The persistence of their fandom’s defense mechanisms exacerbates the ethical breach. For over a decade, fans have justified or minimized nearly all of the group’s transgressions, often infantilizing adult men in their thirties while vilifying critics. This cycle of protection has created an environment in which the group’s members can act without fear of consequences, relying on their audience to redirect blame, generate positive publicity, and even attack other artists to deflect attention from their own actions.
The core argument is therefore twofold. First, BTS’s complicity is qualitatively different because it contradicts the very principles upon which their global success was built. Their brand has commodified suffering, empathy, and activism, transforming these values into profitable narratives while simultaneously undermining them through direct collaboration with entities implicated in mass violence. Second, the timing matters: in 2025, after two years of unambiguous evidence of atrocities in Gaza, continued association with such brands cannot be rationalized as ignorance. It is a deliberate alignment with systems of power that perpetuate oppression.

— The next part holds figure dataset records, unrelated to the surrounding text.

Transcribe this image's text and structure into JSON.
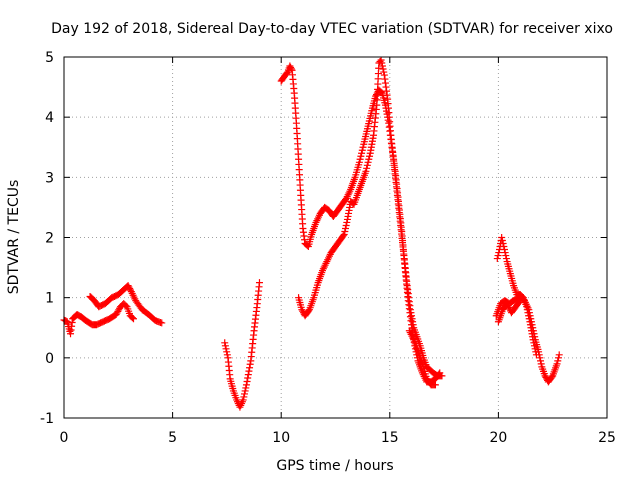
{
  "chart_data": {
    "type": "scatter",
    "title": "Day 192 of 2018, Sidereal Day-to-day VTEC variation (SDTVAR) for receiver xixo",
    "xlabel": "GPS time / hours",
    "ylabel": "SDTVAR / TECUs",
    "xlim": [
      0,
      25
    ],
    "ylim": [
      -1,
      5
    ],
    "xticks": [
      0,
      5,
      10,
      15,
      20,
      25
    ],
    "yticks": [
      -1,
      0,
      1,
      2,
      3,
      4,
      5
    ],
    "grid": true,
    "marker": "+",
    "color": "#ff0000",
    "series": [
      {
        "name": "SDTVAR",
        "segments": [
          [
            [
              0,
              0.63
            ],
            [
              0.15,
              0.6
            ],
            [
              0.3,
              0.4
            ],
            [
              0.4,
              0.65
            ],
            [
              0.6,
              0.72
            ],
            [
              0.8,
              0.68
            ],
            [
              1.0,
              0.62
            ],
            [
              1.3,
              0.55
            ],
            [
              1.5,
              0.55
            ],
            [
              1.8,
              0.6
            ],
            [
              2.1,
              0.65
            ],
            [
              2.4,
              0.72
            ],
            [
              2.6,
              0.85
            ],
            [
              2.75,
              0.9
            ],
            [
              2.9,
              0.85
            ],
            [
              3.05,
              0.7
            ],
            [
              3.2,
              0.65
            ]
          ],
          [
            [
              1.2,
              1.02
            ],
            [
              1.4,
              0.95
            ],
            [
              1.6,
              0.85
            ],
            [
              1.9,
              0.9
            ],
            [
              2.2,
              1.0
            ],
            [
              2.5,
              1.05
            ],
            [
              2.8,
              1.15
            ],
            [
              2.95,
              1.2
            ],
            [
              3.1,
              1.1
            ],
            [
              3.3,
              0.95
            ],
            [
              3.6,
              0.8
            ],
            [
              3.9,
              0.72
            ],
            [
              4.2,
              0.62
            ],
            [
              4.5,
              0.58
            ]
          ],
          [
            [
              7.4,
              0.25
            ],
            [
              7.55,
              0.0
            ],
            [
              7.65,
              -0.35
            ],
            [
              7.8,
              -0.55
            ],
            [
              7.95,
              -0.7
            ],
            [
              8.1,
              -0.82
            ],
            [
              8.25,
              -0.7
            ],
            [
              8.4,
              -0.45
            ],
            [
              8.6,
              -0.05
            ],
            [
              8.75,
              0.45
            ],
            [
              8.9,
              0.9
            ],
            [
              9.0,
              1.25
            ]
          ],
          [
            [
              10.0,
              4.6
            ],
            [
              10.15,
              4.68
            ],
            [
              10.3,
              4.75
            ],
            [
              10.4,
              4.85
            ],
            [
              10.5,
              4.78
            ],
            [
              10.6,
              4.4
            ],
            [
              10.7,
              3.9
            ],
            [
              10.8,
              3.3
            ],
            [
              10.9,
              2.7
            ],
            [
              11.0,
              2.15
            ],
            [
              11.1,
              1.9
            ],
            [
              11.25,
              1.85
            ],
            [
              11.4,
              2.05
            ],
            [
              11.6,
              2.25
            ],
            [
              11.8,
              2.4
            ],
            [
              12.0,
              2.5
            ],
            [
              12.2,
              2.45
            ],
            [
              12.4,
              2.35
            ],
            [
              12.6,
              2.45
            ],
            [
              12.8,
              2.55
            ],
            [
              13.0,
              2.65
            ],
            [
              13.2,
              2.8
            ],
            [
              13.4,
              3.0
            ],
            [
              13.6,
              3.25
            ],
            [
              13.8,
              3.55
            ],
            [
              14.0,
              3.85
            ],
            [
              14.2,
              4.15
            ],
            [
              14.35,
              4.35
            ],
            [
              14.5,
              4.45
            ],
            [
              14.65,
              4.4
            ],
            [
              14.8,
              4.2
            ],
            [
              14.95,
              3.9
            ],
            [
              15.1,
              3.5
            ],
            [
              15.25,
              3.1
            ],
            [
              15.4,
              2.6
            ],
            [
              15.55,
              2.1
            ],
            [
              15.7,
              1.5
            ],
            [
              15.85,
              0.95
            ],
            [
              16.0,
              0.55
            ],
            [
              16.15,
              0.2
            ],
            [
              16.3,
              -0.05
            ],
            [
              16.5,
              -0.25
            ],
            [
              16.7,
              -0.4
            ],
            [
              16.9,
              -0.4
            ],
            [
              17.1,
              -0.35
            ],
            [
              17.3,
              -0.25
            ]
          ],
          [
            [
              10.8,
              1.0
            ],
            [
              10.95,
              0.8
            ],
            [
              11.1,
              0.7
            ],
            [
              11.3,
              0.8
            ],
            [
              11.5,
              1.0
            ],
            [
              11.7,
              1.25
            ],
            [
              11.9,
              1.45
            ],
            [
              12.1,
              1.6
            ],
            [
              12.3,
              1.75
            ],
            [
              12.5,
              1.85
            ],
            [
              12.7,
              1.95
            ],
            [
              12.9,
              2.05
            ],
            [
              13.05,
              2.3
            ],
            [
              13.2,
              2.6
            ],
            [
              13.35,
              2.55
            ],
            [
              13.5,
              2.7
            ],
            [
              13.7,
              2.9
            ],
            [
              13.9,
              3.1
            ],
            [
              14.1,
              3.4
            ],
            [
              14.25,
              3.7
            ],
            [
              14.4,
              4.2
            ],
            [
              14.5,
              4.9
            ],
            [
              14.6,
              4.95
            ],
            [
              14.75,
              4.7
            ],
            [
              14.9,
              4.3
            ],
            [
              15.05,
              3.7
            ],
            [
              15.2,
              3.2
            ],
            [
              15.35,
              2.7
            ],
            [
              15.5,
              2.2
            ],
            [
              15.65,
              1.7
            ],
            [
              15.8,
              1.2
            ],
            [
              15.95,
              0.8
            ],
            [
              16.1,
              0.5
            ],
            [
              16.25,
              0.35
            ],
            [
              16.4,
              0.2
            ],
            [
              16.55,
              0.0
            ],
            [
              16.7,
              -0.15
            ],
            [
              16.85,
              -0.2
            ],
            [
              17.0,
              -0.25
            ],
            [
              17.2,
              -0.3
            ],
            [
              17.4,
              -0.3
            ]
          ],
          [
            [
              15.9,
              0.45
            ],
            [
              16.1,
              0.3
            ],
            [
              16.3,
              0.1
            ],
            [
              16.5,
              -0.1
            ],
            [
              16.7,
              -0.35
            ],
            [
              16.9,
              -0.45
            ],
            [
              17.1,
              -0.45
            ]
          ],
          [
            [
              19.9,
              0.7
            ],
            [
              20.0,
              0.8
            ],
            [
              20.1,
              0.9
            ],
            [
              20.3,
              0.95
            ],
            [
              20.5,
              0.9
            ],
            [
              20.7,
              0.95
            ],
            [
              20.9,
              1.0
            ],
            [
              21.0,
              1.05
            ],
            [
              21.2,
              0.95
            ],
            [
              21.4,
              0.8
            ],
            [
              21.55,
              0.55
            ],
            [
              21.7,
              0.3
            ],
            [
              21.85,
              0.1
            ],
            [
              22.0,
              -0.15
            ],
            [
              22.15,
              -0.3
            ],
            [
              22.3,
              -0.4
            ],
            [
              22.5,
              -0.3
            ],
            [
              22.7,
              -0.1
            ],
            [
              22.8,
              0.05
            ]
          ],
          [
            [
              19.95,
              1.65
            ],
            [
              20.05,
              1.8
            ],
            [
              20.15,
              2.0
            ],
            [
              20.25,
              1.85
            ],
            [
              20.4,
              1.6
            ],
            [
              20.55,
              1.4
            ],
            [
              20.7,
              1.2
            ],
            [
              20.85,
              1.05
            ],
            [
              21.0,
              1.05
            ],
            [
              21.15,
              1.0
            ],
            [
              21.3,
              0.85
            ],
            [
              21.45,
              0.6
            ],
            [
              21.6,
              0.3
            ],
            [
              21.75,
              0.05
            ]
          ],
          [
            [
              20.0,
              0.6
            ],
            [
              20.2,
              0.8
            ],
            [
              20.4,
              0.9
            ],
            [
              20.6,
              0.75
            ],
            [
              20.8,
              0.85
            ],
            [
              21.0,
              0.95
            ]
          ]
        ]
      }
    ]
  }
}
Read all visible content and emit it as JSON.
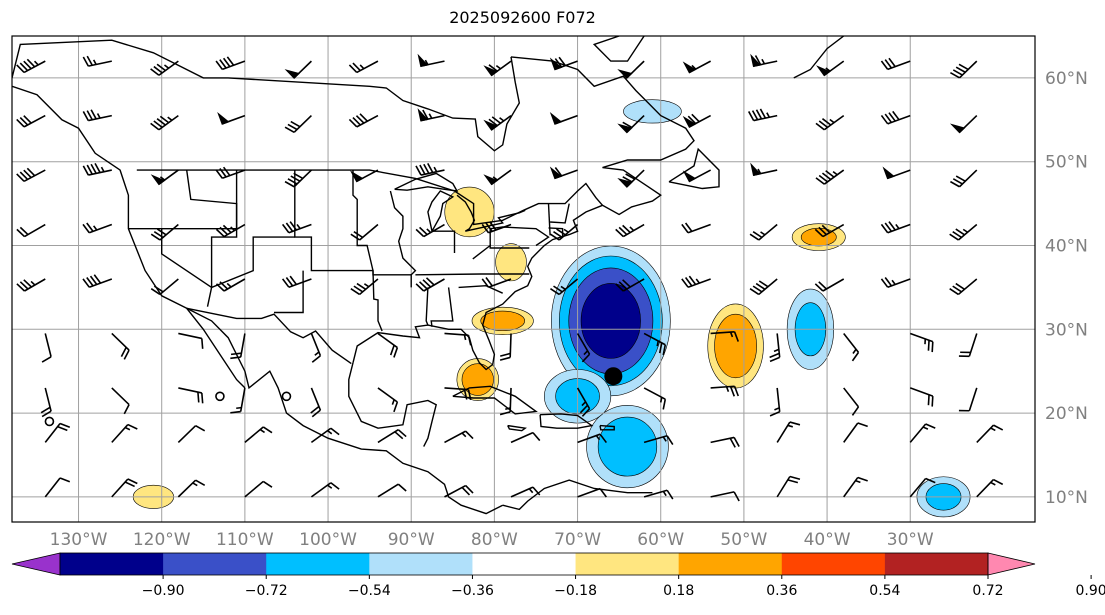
{
  "title": "2025092600 F072",
  "map": {
    "lon_range": [
      -138,
      -15
    ],
    "lat_range": [
      7,
      65
    ],
    "lon_ticks": [
      {
        "lon": -130,
        "label": "130°W"
      },
      {
        "lon": -120,
        "label": "120°W"
      },
      {
        "lon": -110,
        "label": "110°W"
      },
      {
        "lon": -100,
        "label": "100°W"
      },
      {
        "lon": -90,
        "label": "90°W"
      },
      {
        "lon": -80,
        "label": "80°W"
      },
      {
        "lon": -70,
        "label": "70°W"
      },
      {
        "lon": -60,
        "label": "60°W"
      },
      {
        "lon": -50,
        "label": "50°W"
      },
      {
        "lon": -40,
        "label": "40°W"
      },
      {
        "lon": -30,
        "label": "30°W"
      }
    ],
    "lat_ticks": [
      {
        "lat": 10,
        "label": "10°N"
      },
      {
        "lat": 20,
        "label": "20°N"
      },
      {
        "lat": 30,
        "label": "30°N"
      },
      {
        "lat": 40,
        "label": "40°N"
      },
      {
        "lat": 50,
        "label": "50°N"
      },
      {
        "lat": 60,
        "label": "60°N"
      }
    ],
    "tick_label_color": "#808080",
    "grid": true,
    "storm_marker": {
      "lon": -65.7,
      "lat": 24.4
    }
  },
  "colorbar": {
    "ticks": [
      "−0.90",
      "−0.72",
      "−0.54",
      "−0.36",
      "−0.18",
      "0.18",
      "0.36",
      "0.54",
      "0.72",
      "0.90"
    ],
    "colors": [
      "#9932cc",
      "#00008b",
      "#3a50c8",
      "#00bfff",
      "#b0e0fa",
      "#ffffff",
      "#ffe680",
      "#ffa500",
      "#ff4500",
      "#b22222",
      "#ff88b0"
    ],
    "extend": "both"
  },
  "chart_data": {
    "type": "heatmap",
    "title": "2025092600 F072",
    "levels": [
      -0.9,
      -0.72,
      -0.54,
      -0.36,
      -0.18,
      0.18,
      0.36,
      0.54,
      0.72,
      0.9
    ],
    "anomalies": [
      {
        "lon": -66,
        "lat": 31,
        "rx": 8,
        "ry": 10,
        "core": -0.8
      },
      {
        "lon": -64,
        "lat": 16,
        "rx": 6,
        "ry": 6,
        "core": -0.45
      },
      {
        "lon": -70,
        "lat": 22,
        "rx": 5,
        "ry": 4,
        "core": -0.4
      },
      {
        "lon": -42,
        "lat": 30,
        "rx": 3.5,
        "ry": 6,
        "core": -0.4
      },
      {
        "lon": -61,
        "lat": 56,
        "rx": 5,
        "ry": 2,
        "core": -0.25
      },
      {
        "lon": -79,
        "lat": 31,
        "rx": 4.5,
        "ry": 2,
        "core": 0.45
      },
      {
        "lon": -82,
        "lat": 24,
        "rx": 3,
        "ry": 3,
        "core": 0.5
      },
      {
        "lon": -51,
        "lat": 28,
        "rx": 4,
        "ry": 6,
        "core": 0.5
      },
      {
        "lon": -83,
        "lat": 44,
        "rx": 4,
        "ry": 4,
        "core": 0.3
      },
      {
        "lon": -41,
        "lat": 41,
        "rx": 4,
        "ry": 2,
        "core": 0.4
      },
      {
        "lon": -78,
        "lat": 38,
        "rx": 2.5,
        "ry": 3,
        "core": 0.3
      },
      {
        "lon": -121,
        "lat": 10,
        "rx": 3.5,
        "ry": 2,
        "core": 0.25
      },
      {
        "lon": -26,
        "lat": 10,
        "rx": 4,
        "ry": 3,
        "core": -0.4
      }
    ]
  }
}
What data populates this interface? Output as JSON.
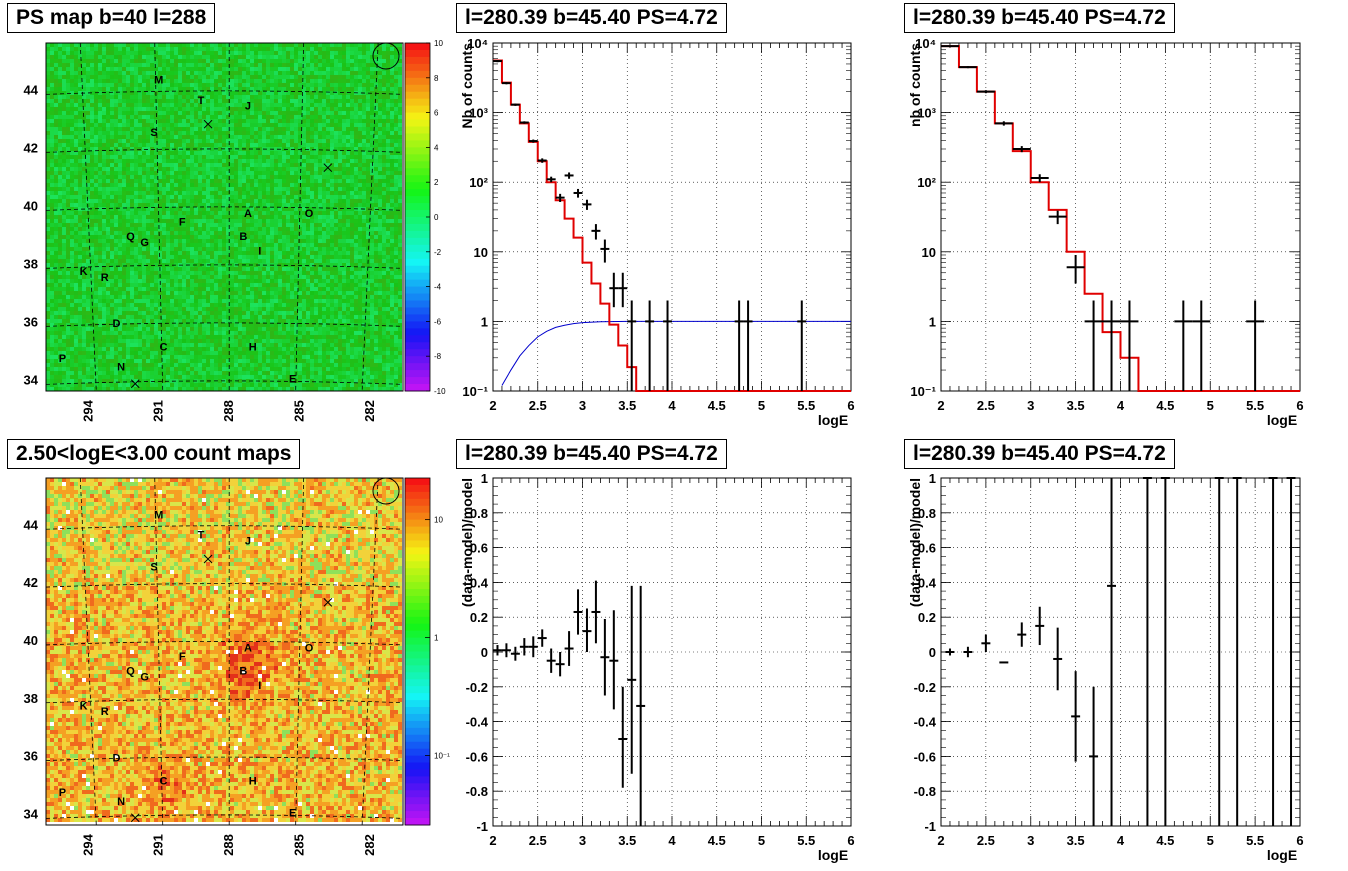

Supporting any artist or public figure engaged in such collaborations is ethically problematic. However, BTS’s case is particularly indefensible precisely because their success has relied so heavily on the illusion of moral leadership. To move forward, audiences must confront the dissonance between image and reality, reject manipulative narratives, and recognize the broader structures—capitalist, colonial, and propagandistic—that make such contradictions possible.